Слишком много информации. Слишком, чёрт возьми, много. Энни задаёт тот же самый вопрос другими словами, вертит фразами, пытается подловить, выяснить, вытянуть правду, словно знание этой правды ей самой необходимо, как воздух, да вот только Кайл ничем ей помочь не может. Он давно не говорил с братом, Кайл по макушку закопался в собственном дерьме, он знать не знал о его делах. И теперь, возможно, не узнает никогда.
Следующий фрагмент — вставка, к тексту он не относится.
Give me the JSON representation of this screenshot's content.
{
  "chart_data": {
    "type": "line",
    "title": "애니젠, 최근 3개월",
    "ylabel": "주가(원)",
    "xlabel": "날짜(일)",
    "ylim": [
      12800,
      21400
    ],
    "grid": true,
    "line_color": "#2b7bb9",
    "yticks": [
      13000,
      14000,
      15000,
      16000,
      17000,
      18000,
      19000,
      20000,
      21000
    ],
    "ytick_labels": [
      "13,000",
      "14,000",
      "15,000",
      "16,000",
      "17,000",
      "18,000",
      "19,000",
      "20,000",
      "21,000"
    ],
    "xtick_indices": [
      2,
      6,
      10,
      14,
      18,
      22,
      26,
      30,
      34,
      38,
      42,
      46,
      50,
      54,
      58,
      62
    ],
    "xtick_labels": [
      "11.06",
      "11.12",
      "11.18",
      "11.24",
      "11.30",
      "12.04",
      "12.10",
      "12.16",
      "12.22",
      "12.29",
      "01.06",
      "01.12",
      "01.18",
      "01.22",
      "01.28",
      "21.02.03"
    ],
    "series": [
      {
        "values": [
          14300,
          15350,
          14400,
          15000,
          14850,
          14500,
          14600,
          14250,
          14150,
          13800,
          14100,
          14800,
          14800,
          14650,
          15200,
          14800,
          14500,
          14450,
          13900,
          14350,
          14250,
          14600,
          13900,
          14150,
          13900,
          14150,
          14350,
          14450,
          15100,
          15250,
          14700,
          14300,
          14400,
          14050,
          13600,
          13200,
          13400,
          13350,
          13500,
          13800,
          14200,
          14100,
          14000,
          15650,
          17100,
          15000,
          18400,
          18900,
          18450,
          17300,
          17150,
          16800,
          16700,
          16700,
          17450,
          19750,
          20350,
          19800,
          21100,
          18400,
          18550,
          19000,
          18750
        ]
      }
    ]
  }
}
Теперь жизнь брата — в толстой папке под твёрдой рукой Андреа Хоффман, и Кайл даже заглянуть туда не может.

— Кстати, сенатор Крамер собирается выступить на твоём суде.

«Вы понимаете, мы живём в состоянии войны. За то, что происходит сейчас на улицах, целиком и полностью ответственны картели и власти, которые допускают это».
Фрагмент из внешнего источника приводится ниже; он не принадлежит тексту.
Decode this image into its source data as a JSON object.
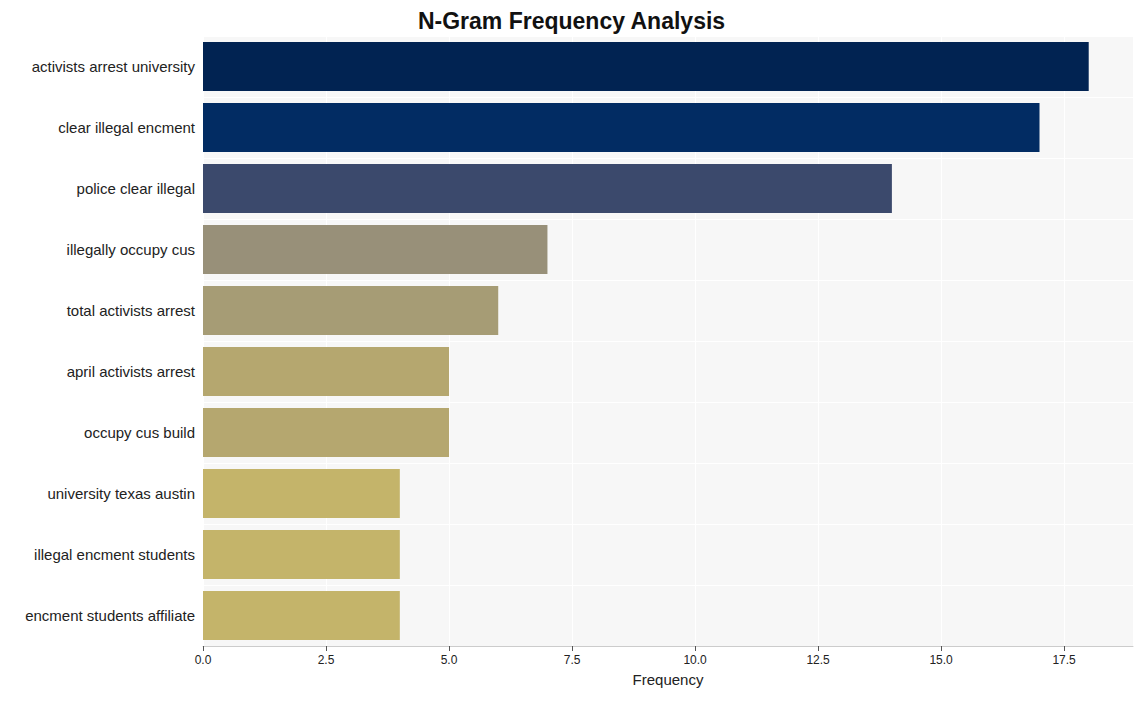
{
  "chart_data": {
    "type": "bar",
    "orientation": "horizontal",
    "title": "N-Gram Frequency Analysis",
    "x_label": "Frequency",
    "categories": [
      "activists arrest university",
      "clear illegal encment",
      "police clear illegal",
      "illegally occupy cus",
      "total activists arrest",
      "april activists arrest",
      "occupy cus build",
      "university texas austin",
      "illegal encment students",
      "encment students affiliate"
    ],
    "values": [
      18,
      17,
      14,
      7,
      6,
      5,
      5,
      4,
      4,
      4
    ],
    "colors": [
      "#012352",
      "#022c63",
      "#3b496c",
      "#989079",
      "#a69c75",
      "#b5a76f",
      "#b5a76f",
      "#c4b46a",
      "#c4b46a",
      "#c4b46a"
    ],
    "xlim": [
      0,
      18.9
    ],
    "xticks": [
      {
        "value": 0,
        "label": "0.0"
      },
      2.5,
      {
        "value": 5,
        "label": "5.0"
      },
      7.5,
      {
        "value": 10,
        "label": "10.0"
      },
      12.5,
      {
        "value": 15,
        "label": "15.0"
      },
      17.5
    ],
    "grid": true
  }
}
Он помнит её как «женщину из телевизора», политическую фигуру, бесконечно далёкую от него, простого работяги. Он слышал её выступление на телешоу и запомнил его лишь потому, что Крамер ясно дала понять, что знает расклад. Знает и имеет смелость заявить об этом во всеуслышание.

— Зачем?

— У неё предвыборная гонка. Она хочет публично предоставить доказательства связи директора Маккормика с мексиканским наркокартелем, Маккормик — ее основной конкурент. Она хочет рассказать, до какой крайности он довёл систему будучи в кресле директора УБН, и что будет, если он попадёт в президенты. И ты, и твоя история очень удачно подвернулись ей под руку. Если его посадят, она остаётся единственным кандидатом с высоким рейтингом, да даже если он отбрехается, Овального кабинета ему не видать, как собственной задницы. Если она его посадит, то выполнит свое главное предвыборное обещание — начнёт «чистку» в правительстве. Пафосно, да? — она хмыкает, а после распрямляет плечи и резко бьёт ладонью по столу, словно приняла единоличное решение, не подлежащее оспариванию. Кулаком стукнула. — Будут журналисты. Твоё дело обещает стать резонансным.

— Я не хочу, чтобы из меня делали клоуна.

— Если это поможет тебе выйти на свободу прямо из зала суда, почему нет? — вспыхивает Энни.

—Тебе не кажется что это слишком чудесно?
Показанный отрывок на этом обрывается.